Air limbah tahu adalah cairan yang berasal dari pemrosesan kedelai menjadi tahu.
Proses pembuatan tahu menghasilkan limbah padat berupa ampas tahu dan limbah cair.
Baca juga: Konsistensi Warga Sruni Boyolali Hampir Satu Dekade Manfaatkan Biogas
Limbah cair inilah yang biasanya dibuang begitu saja, sehingga mempengaruhi kualitas air dan memunculkan bau yang tak sedap.
Namun, air limbah tahu nyatanya bisa lebih bermanfaat bila diolah menjadi biogas.

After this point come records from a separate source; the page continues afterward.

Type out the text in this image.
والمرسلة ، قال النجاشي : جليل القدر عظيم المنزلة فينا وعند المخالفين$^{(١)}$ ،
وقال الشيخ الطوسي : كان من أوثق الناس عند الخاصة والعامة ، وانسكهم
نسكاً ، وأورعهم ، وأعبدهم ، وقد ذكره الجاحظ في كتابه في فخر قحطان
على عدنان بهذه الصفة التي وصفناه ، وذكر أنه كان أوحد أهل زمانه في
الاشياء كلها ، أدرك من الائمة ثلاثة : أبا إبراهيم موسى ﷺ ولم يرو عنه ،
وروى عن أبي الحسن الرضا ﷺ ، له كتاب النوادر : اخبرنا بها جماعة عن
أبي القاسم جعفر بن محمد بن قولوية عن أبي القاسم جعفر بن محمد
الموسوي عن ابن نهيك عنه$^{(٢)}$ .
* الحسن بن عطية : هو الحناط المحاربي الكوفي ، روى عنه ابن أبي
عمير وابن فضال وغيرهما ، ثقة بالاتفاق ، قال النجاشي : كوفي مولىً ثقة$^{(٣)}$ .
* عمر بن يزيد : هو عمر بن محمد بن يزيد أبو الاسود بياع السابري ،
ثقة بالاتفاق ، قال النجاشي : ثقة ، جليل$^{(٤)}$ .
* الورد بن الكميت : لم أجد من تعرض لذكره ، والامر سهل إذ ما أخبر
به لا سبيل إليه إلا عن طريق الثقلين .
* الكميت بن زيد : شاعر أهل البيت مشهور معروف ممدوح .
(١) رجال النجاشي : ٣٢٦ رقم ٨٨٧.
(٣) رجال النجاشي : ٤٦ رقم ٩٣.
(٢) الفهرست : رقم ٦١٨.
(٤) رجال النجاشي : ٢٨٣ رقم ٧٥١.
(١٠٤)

Tubuh bugar Suripno mondar-mandir dari rumah produksi tahunya ke kebun sebelah, dimana tangki biodigester itu ditanam.
Kedua matanya terbelalak di dua tangki biodigester yang sudah berumur puluhan tahun.
"Dua tangki itu, menyimpan biogas. Ukurannya sih sekitar 4x3meter persegi, kalau kedalamannya sekitar 3meteran. Jadi air limbah tahu itu ngalir ke sini lewat pipa yang sudah ditanam," kata Suripno kepada Tribun Jateng di suatu sore, Selasa (6/8/2024).
"Kalau air limbahnya lewat pipa yang ditanam, jadinya juga tidak bau. Tahu sendiri limbahnya seperti apa baunya," sambung Suripno.
Rumah produksi tahu yang Suripno kelola itu, sudah berdiri sejak 1970-an.
Dimana saat itu adalah pabrik tahu satu-satunya di wilayah tersebut.
Selama puluhan tahun berdiri, air limbah hanya dibuang begitu saja yang terkadang malah merugikan warga.
Untuk pemanfaatan biogas dari limbah tahu, digagas pada tahun 2009.
Usai menyadari potensi dari ribuan liter air limbah, yang ternyata bisa dijadikan energi terbarukan daripada muspro.
Saat itu pembuatan dua tangki dibantu oleh Dinas Perumahan Kawasan Pemukiman dan Lingkungan Hidup (PKPLH) Kabupaten Kudus.